Today is Earth Day and that's clearly not lost on the many world leaders who have gathered at the United Nations (UN) to finally sign the Paris climate treaty. This agreement is designed to set rules and guidelines for the nations of the world to fight climate change by lowering their emissions of greenhouse gases, especially CO2 (carbon dioxide, which is made during the burning of fossil fuels such as oil).
This historic signing will set a record for the most nations to ever sign the same agreement in one day.
What will it aim to do?
So saying that you'll lower emissions is one thing, but what does that actually mean? The goal is to make sure that the world's temperature doesn't increase by more than 2ºC (3.6ºF) of what it was during "pre-industrial" times. Okay, so that explanation didn't help so much? Pre-industrial means the times before we had stuff like factories and cars, which are the very things that release so many greenhouse gases into our atmosphere. In Canada, Prime Minister Trudeau wants our emissions in 2030 to be 30% less than they were in 2005.
How do we do that?
It's one thing to sign a piece of paper with 165 of your fellow world leaders and write a bunch of numbers down. It's another thing to actually make it all happen. A part of what Trudeau and his government want to do involves investing (or putting money into) renewable energy projects. These are things like wind, solar, and hydro power, instead of fossil fuels like tar sands and oil. The problem? He has to get everyone in the provinces and territories to agree on this plan. That's difficult in places where fossil fuels provide people with jobs, such as Alberta, Saskatchewan, and Yukon.

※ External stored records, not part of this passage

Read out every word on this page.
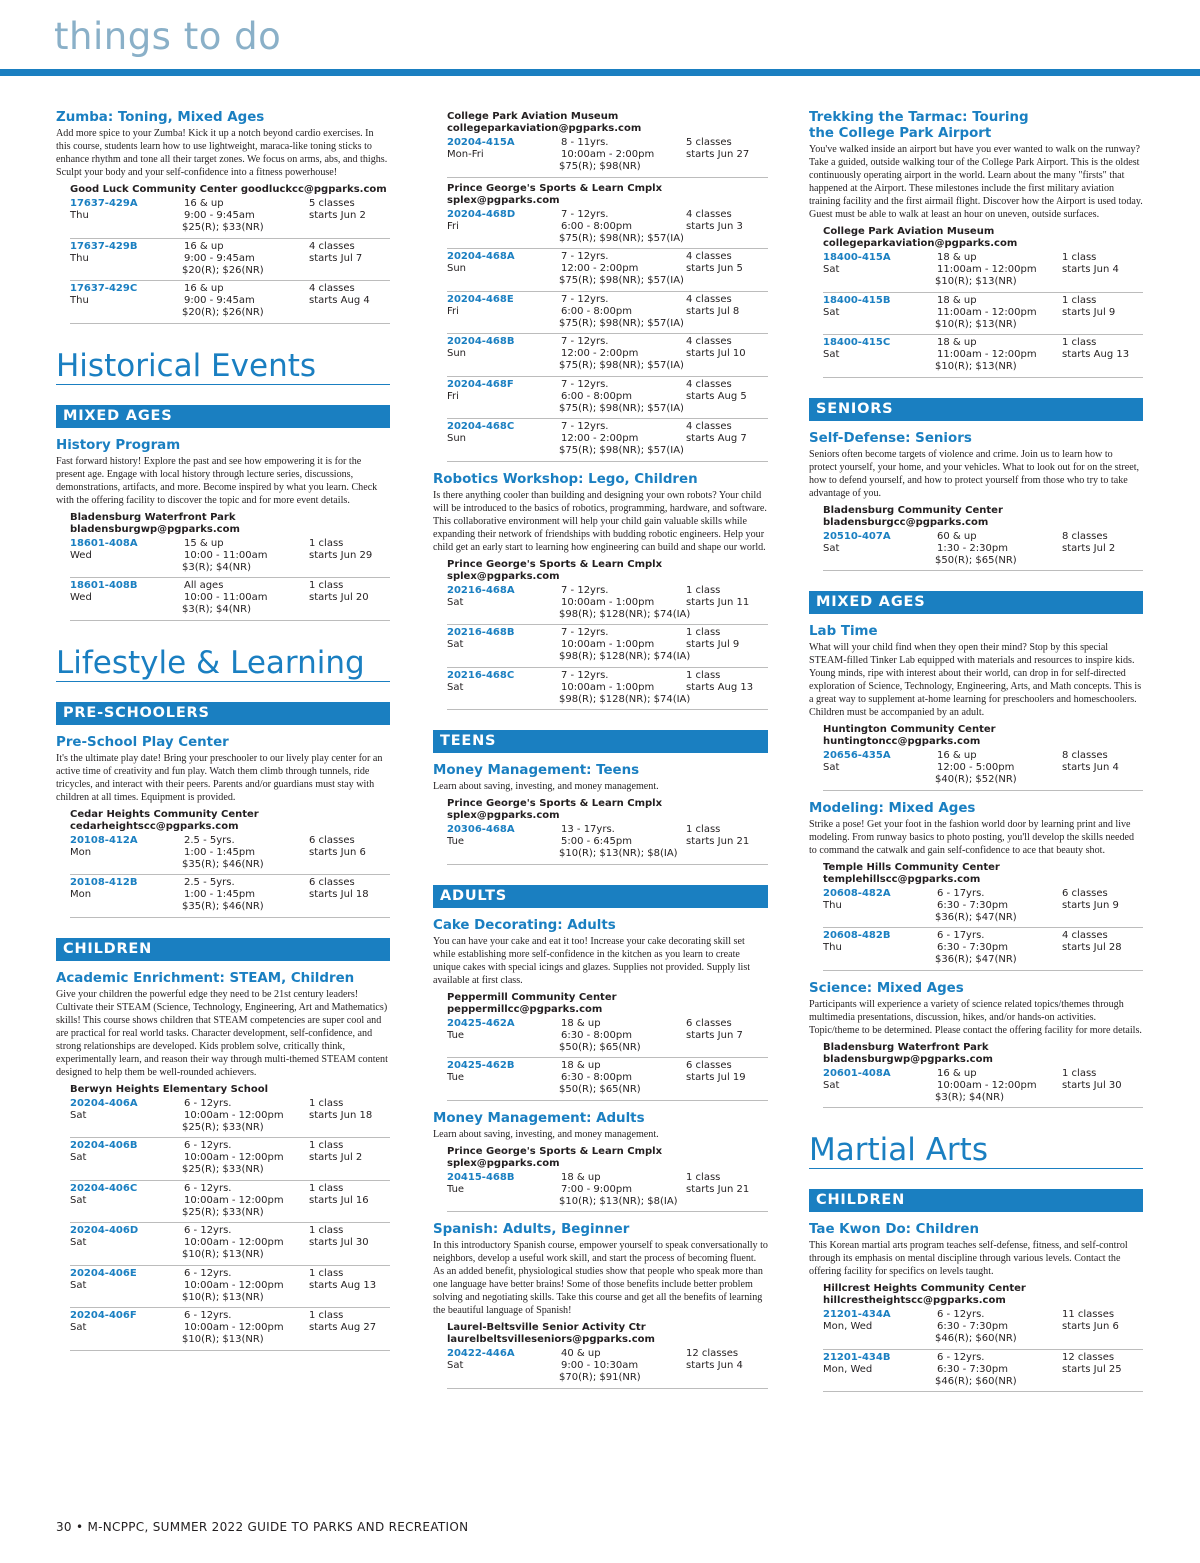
things to do
Zumba: Toning, Mixed Ages
Add more spice to your Zumba! Kick it up a notch beyond cardio exercises. In this course, students learn how to use lightweight, maraca-like toning sticks to enhance rhythm and tone all their target zones. We focus on arms, abs, and thighs. Sculpt your body and your self-confidence into a fitness powerhouse!
Good Luck Community Center goodluckcc@pgparks.com
17637-429A
Thu
16 & up
9:00 - 9:45am
$25(R); $33(NR)
5 classes
starts Jun 2
17637-429B
Thu
16 & up
9:00 - 9:45am
$20(R); $26(NR)
4 classes
starts Jul 7
17637-429C
Thu
16 & up
9:00 - 9:45am
$20(R); $26(NR)
4 classes
starts Aug 4
Historical Events
MIXED AGES
History Program
Fast forward history! Explore the past and see how empowering it is for the present age. Engage with local history through lecture series, discussions, demonstrations, artifacts, and more. Become inspired by what you learn. Check with the offering facility to discover the topic and for more event details.
Bladensburg Waterfront Park
bladensburgwp@pgparks.com
18601-408A
Wed
15 & up
10:00 - 11:00am
$3(R); $4(NR)
1 class
starts Jun 29
18601-408B
Wed
All ages
10:00 - 11:00am
$3(R); $4(NR)
1 class
starts Jul 20
Lifestyle & Learning
PRE-SCHOOLERS
Pre-School Play Center
It's the ultimate play date! Bring your preschooler to our lively play center for an active time of creativity and fun play. Watch them climb through tunnels, ride tricycles, and interact with their peers. Parents and/or guardians must stay with children at all times. Equipment is provided.
Cedar Heights Community Center
cedarheightscc@pgparks.com
20108-412A
Mon
2.5 - 5yrs.
1:00 - 1:45pm
$35(R); $46(NR)
6 classes
starts Jun 6
20108-412B
Mon
2.5 - 5yrs.
1:00 - 1:45pm
$35(R); $46(NR)
6 classes
starts Jul 18
CHILDREN
Academic Enrichment: STEAM, Children
Give your children the powerful edge they need to be 21st century leaders! Cultivate their STEAM (Science, Technology, Engineering, Art and Mathematics) skills! This course shows children that STEAM competencies are super cool and are practical for real world tasks. Character development, self-confidence, and strong relationships are developed. Kids problem solve, critically think, experimentally learn, and reason their way through multi-themed STEAM content designed to help them be well-rounded achievers.
Berwyn Heights Elementary School
20204-406A
Sat
6 - 12yrs.
10:00am - 12:00pm
$25(R); $33(NR)
1 class
starts Jun 18
20204-406B
Sat
6 - 12yrs.
10:00am - 12:00pm
$25(R); $33(NR)
1 class
starts Jul 2
20204-406C
Sat
6 - 12yrs.
10:00am - 12:00pm
$25(R); $33(NR)
1 class
starts Jul 16
20204-406D
Sat
6 - 12yrs.
10:00am - 12:00pm
$10(R); $13(NR)
1 class
starts Jul 30
20204-406E
Sat
6 - 12yrs.
10:00am - 12:00pm
$10(R); $13(NR)
1 class
starts Aug 13
20204-406F
Sat
6 - 12yrs.
10:00am - 12:00pm
$10(R); $13(NR)
1 class
starts Aug 27
College Park Aviation Museum
collegeparkaviation@pgparks.com
20204-415A
Mon-Fri
8 - 11yrs.
10:00am - 2:00pm
$75(R); $98(NR)
5 classes
starts Jun 27
Prince George's Sports & Learn Cmplx
splex@pgparks.com
20204-468D
Fri
7 - 12yrs.
6:00 - 8:00pm
$75(R); $98(NR); $57(IA)
4 classes
starts Jun 3
20204-468A
Sun
7 - 12yrs.
12:00 - 2:00pm
$75(R); $98(NR); $57(IA)
4 classes
starts Jun 5
20204-468E
Fri
7 - 12yrs.
6:00 - 8:00pm
$75(R); $98(NR); $57(IA)
4 classes
starts Jul 8
20204-468B
Sun
7 - 12yrs.
12:00 - 2:00pm
$75(R); $98(NR); $57(IA)
4 classes
starts Jul 10
20204-468F
Fri
7 - 12yrs.
6:00 - 8:00pm
$75(R); $98(NR); $57(IA)
4 classes
starts Aug 5
20204-468C
Sun
7 - 12yrs.
12:00 - 2:00pm
$75(R); $98(NR); $57(IA)
4 classes
starts Aug 7
Robotics Workshop: Lego, Children
Is there anything cooler than building and designing your own robots? Your child will be introduced to the basics of robotics, programming, hardware, and software. This collaborative environment will help your child gain valuable skills while expanding their network of friendships with budding robotic engineers. Help your child get an early start to learning how engineering can build and shape our world.
Prince George's Sports & Learn Cmplx
splex@pgparks.com
20216-468A
Sat
7 - 12yrs.
10:00am - 1:00pm
$98(R); $128(NR); $74(IA)
1 class
starts Jun 11
20216-468B
Sat
7 - 12yrs.
10:00am - 1:00pm
$98(R); $128(NR); $74(IA)
1 class
starts Jul 9
20216-468C
Sat
7 - 12yrs.
10:00am - 1:00pm
$98(R); $128(NR); $74(IA)
1 class
starts Aug 13
TEENS
Money Management: Teens
Learn about saving, investing, and money management.
Prince George's Sports & Learn Cmplx
splex@pgparks.com
20306-468A
Tue
13 - 17yrs.
5:00 - 6:45pm
$10(R); $13(NR); $8(IA)
1 class
starts Jun 21
ADULTS
Cake Decorating: Adults
You can have your cake and eat it too! Increase your cake decorating skill set while establishing more self-confidence in the kitchen as you learn to create unique cakes with special icings and glazes. Supplies not provided. Supply list available at first class.
Peppermill Community Center
peppermillcc@pgparks.com
20425-462A
Tue
18 & up
6:30 - 8:00pm
$50(R); $65(NR)
6 classes
starts Jun 7
20425-462B
Tue
18 & up
6:30 - 8:00pm
$50(R); $65(NR)
6 classes
starts Jul 19
Money Management: Adults
Learn about saving, investing, and money management.
Prince George's Sports & Learn Cmplx
splex@pgparks.com
20415-468B
Tue
18 & up
7:00 - 9:00pm
$10(R); $13(NR); $8(IA)
1 class
starts Jun 21
Spanish: Adults, Beginner
In this introductory Spanish course, empower yourself to speak conversationally to neighbors, develop a useful work skill, and start the process of becoming fluent. As an added benefit, physiological studies show that people who speak more than one language have better brains! Some of those benefits include better problem solving and negotiating skills. Take this course and get all the benefits of learning the beautiful language of Spanish!
Laurel-Beltsville Senior Activity Ctr
laurelbeltsvilleseniors@pgparks.com
20422-446A
Sat
40 & up
9:00 - 10:30am
$70(R); $91(NR)
12 classes
starts Jun 4
Trekking the Tarmac: Touring
the College Park Airport
You've walked inside an airport but have you ever wanted to walk on the runway? Take a guided, outside walking tour of the College Park Airport. This is the oldest continuously operating airport in the world. Learn about the many "firsts" that happened at the Airport. These milestones include the first military aviation training facility and the first airmail flight. Discover how the Airport is used today. Guest must be able to walk at least an hour on uneven, outside surfaces.
College Park Aviation Museum
collegeparkaviation@pgparks.com
18400-415A
Sat
18 & up
11:00am - 12:00pm
$10(R); $13(NR)
1 class
starts Jun 4
18400-415B
Sat
18 & up
11:00am - 12:00pm
$10(R); $13(NR)
1 class
starts Jul 9
18400-415C
Sat
18 & up
11:00am - 12:00pm
$10(R); $13(NR)
1 class
starts Aug 13
SENIORS
Self-Defense: Seniors
Seniors often become targets of violence and crime. Join us to learn how to protect yourself, your home, and your vehicles. What to look out for on the street, how to defend yourself, and how to protect yourself from those who try to take advantage of you.
Bladensburg Community Center
bladensburgcc@pgparks.com
20510-407A
Sat
60 & up
1:30 - 2:30pm
$50(R); $65(NR)
8 classes
starts Jul 2
MIXED AGES
Lab Time
What will your child find when they open their mind? Stop by this special STEAM-filled Tinker Lab equipped with materials and resources to inspire kids. Young minds, ripe with interest about their world, can drop in for self-directed exploration of Science, Technology, Engineering, Arts, and Math concepts. This is a great way to supplement at-home learning for preschoolers and homeschoolers. Children must be accompanied by an adult.
Huntington Community Center
huntingtoncc@pgparks.com
20656-435A
Sat
16 & up
12:00 - 5:00pm
$40(R); $52(NR)
8 classes
starts Jun 4
Modeling: Mixed Ages
Strike a pose! Get your foot in the fashion world door by learning print and live modeling. From runway basics to photo posting, you'll develop the skills needed to command the catwalk and gain self-confidence to ace that beauty shot.
Temple Hills Community Center
templehillscc@pgparks.com
20608-482A
Thu
6 - 17yrs.
6:30 - 7:30pm
$36(R); $47(NR)
6 classes
starts Jun 9
20608-482B
Thu
6 - 17yrs.
6:30 - 7:30pm
$36(R); $47(NR)
4 classes
starts Jul 28
Science: Mixed Ages
Participants will experience a variety of science related topics/themes through multimedia presentations, discussion, hikes, and/or hands-on activities. Topic/theme to be determined. Please contact the offering facility for more details.
Bladensburg Waterfront Park
bladensburgwp@pgparks.com
20601-408A
Sat
16 & up
10:00am - 12:00pm
$3(R); $4(NR)
1 class
starts Jul 30
Martial Arts
CHILDREN
Tae Kwon Do: Children
This Korean martial arts program teaches self-defense, fitness, and self-control through its emphasis on mental discipline through various levels. Contact the offering facility for specifics on levels taught.
Hillcrest Heights Community Center
hillcrestheightscc@pgparks.com
21201-434A
Mon, Wed
6 - 12yrs.
6:30 - 7:30pm
$46(R); $60(NR)
11 classes
starts Jun 6
21201-434B
Mon, Wed
6 - 12yrs.
6:30 - 7:30pm
$46(R); $60(NR)
12 classes
starts Jul 25
30 • M-NCPPC, SUMMER 2022 GUIDE TO PARKS AND RECREATION
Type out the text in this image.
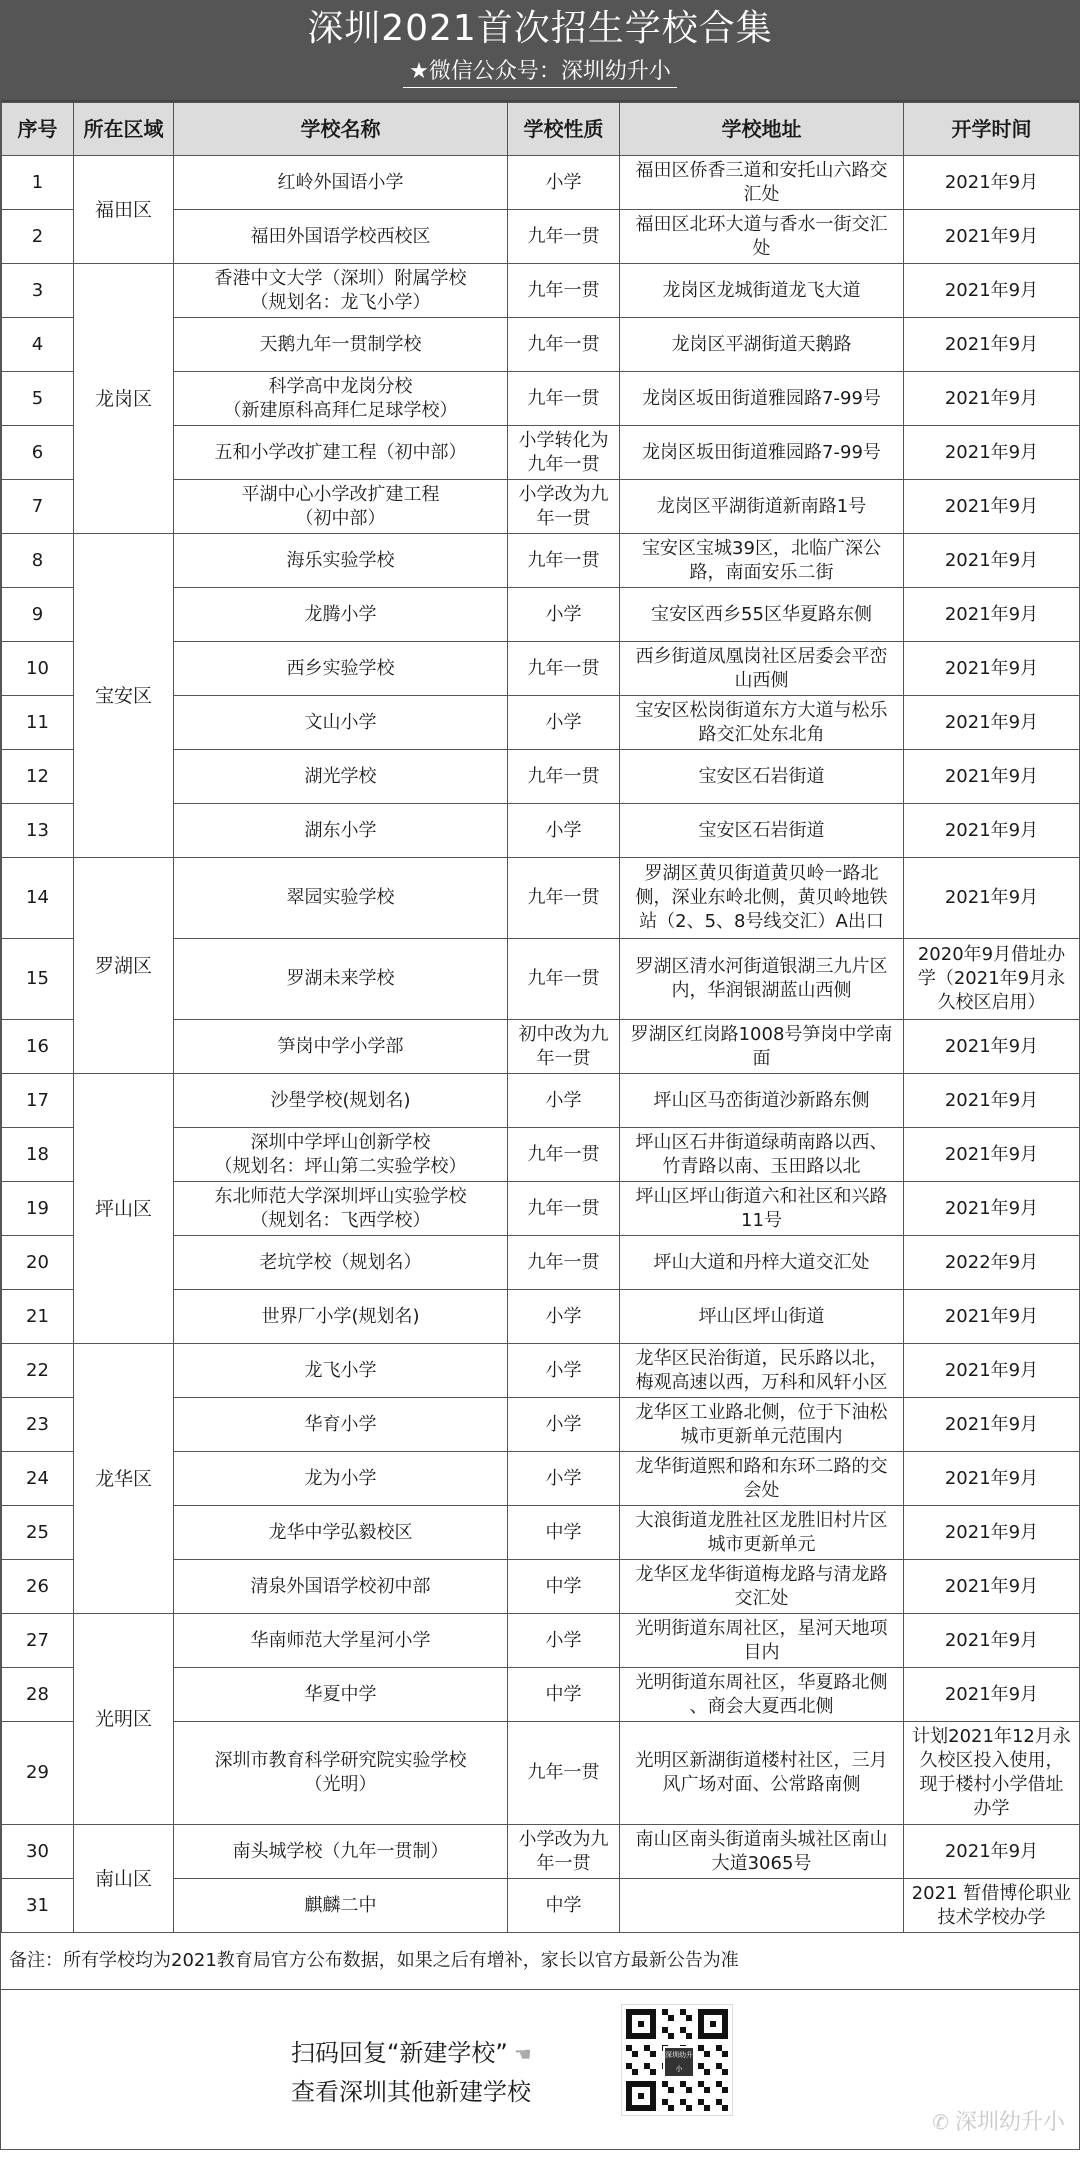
深圳2021首次招生学校合集
★微信公众号：深圳幼升小
序号	所在区域	学校名称	学校性质	学校地址	开学时间
1	福田区	红岭外国语小学	小学	福田区侨香三道和安托山六路交
汇处	2021年9月
2		福田外国语学校西校区	九年一贯	福田区北环大道与香水一街交汇
处	2021年9月
3	龙岗区	香港中文大学（深圳）附属学校
（规划名：龙飞小学）	九年一贯	龙岗区龙城街道龙飞大道	2021年9月
4		天鹅九年一贯制学校	九年一贯	龙岗区平湖街道天鹅路	2021年9月
5		科学高中龙岗分校
（新建原科高拜仁足球学校）	九年一贯	龙岗区坂田街道雅园路7-99号	2021年9月
6		五和小学改扩建工程（初中部）	小学转化为
九年一贯	龙岗区坂田街道雅园路7-99号	2021年9月
7		平湖中心小学改扩建工程
（初中部）	小学改为九
年一贯	龙岗区平湖街道新南路1号	2021年9月
8	宝安区	海乐实验学校	九年一贯	宝安区宝城39区，北临广深公
路，南面安乐二街	2021年9月
9		龙腾小学	小学	宝安区西乡55区华夏路东侧	2021年9月
10		西乡实验学校	九年一贯	西乡街道凤凰岗社区居委会平峦
山西侧	2021年9月
11		文山小学	小学	宝安区松岗街道东方大道与松乐
路交汇处东北角	2021年9月
12		湖光学校	九年一贯	宝安区石岩街道	2021年9月
13		湖东小学	小学	宝安区石岩街道	2021年9月
14	罗湖区	翠园实验学校	九年一贯	罗湖区黄贝街道黄贝岭一路北
侧，深业东岭北侧，黄贝岭地铁
站（2、5、8号线交汇）A出口	2021年9月
15		罗湖未来学校	九年一贯	罗湖区清水河街道银湖三九片区
内，华润银湖蓝山西侧	2020年9月借址办
学（2021年9月永
久校区启用）
16		笋岗中学小学部	初中改为九
年一贯	罗湖区红岗路1008号笋岗中学南
面	2021年9月
17	坪山区	沙壆学校(规划名)	小学	坪山区马峦街道沙新路东侧	2021年9月
18		深圳中学坪山创新学校
（规划名：坪山第二实验学校）	九年一贯	坪山区石井街道绿萌南路以西、
竹青路以南、玉田路以北	2021年9月
19		东北师范大学深圳坪山实验学校
（规划名：飞西学校）	九年一贯	坪山区坪山街道六和社区和兴路
11号	2021年9月
20		老坑学校（规划名）	九年一贯	坪山大道和丹梓大道交汇处	2022年9月
21		世界厂小学(规划名)	小学	坪山区坪山街道	2021年9月
22	龙华区	龙飞小学	小学	龙华区民治街道，民乐路以北，
梅观高速以西，万科和风轩小区	2021年9月
23		华育小学	小学	龙华区工业路北侧，位于下油松
城市更新单元范围内	2021年9月
24		龙为小学	小学	龙华街道熙和路和东环二路的交
会处	2021年9月
25		龙华中学弘毅校区	中学	大浪街道龙胜社区龙胜旧村片区
城市更新单元	2021年9月
26		清泉外国语学校初中部	中学	龙华区龙华街道梅龙路与清龙路
交汇处	2021年9月
27	光明区	华南师范大学星河小学	小学	光明街道东周社区，星河天地项
目内	2021年9月
28		华夏中学	中学	光明街道东周社区，华夏路北侧
、商会大夏西北侧	2021年9月
29		深圳市教育科学研究院实验学校
（光明）	九年一贯	光明区新湖街道楼村社区，三月
风广场对面、公常路南侧	计划2021年12月永
久校区投入使用，
现于楼村小学借址
办学
30	南山区	南头城学校（九年一贯制）	小学改为九
年一贯	南山区南头街道南头城社区南山
大道3065号	2021年9月
31		麒麟二中	中学		2021 暂借博伦职业
技术学校办学
备注：所有学校均为2021教育局官方公布数据，如果之后有增补，家长以官方最新公告为准
扫码回复“新建学校” ☚
查看深圳其他新建学校
深圳幼升小
✆ 深圳幼升小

Overall, this is a big step, but it's still only a step. The world has signed climate agreements before. In 1997, nations from around the world, including Canada, signed the Kyoto Protocol in Kyoto, Japan. This treaty was meant to do similar things to the new Paris treaty. But it can be a real challenge keeping around 160 nations in line! In fact, Canada was the first country to back out of the Kyoto Protocol in 2011. That was under former prime minister Stephen Harper.
Now Trudeau is saying that Canada is ready to be a leader on climate change again. "Today, with my signature, I give you our word that Canada's efforts will not cease. Climate change will test our intelligence, our compassion and our will. But we are equal to that challenge." Hopefully, it's not just something he's saying because it's Earth Day!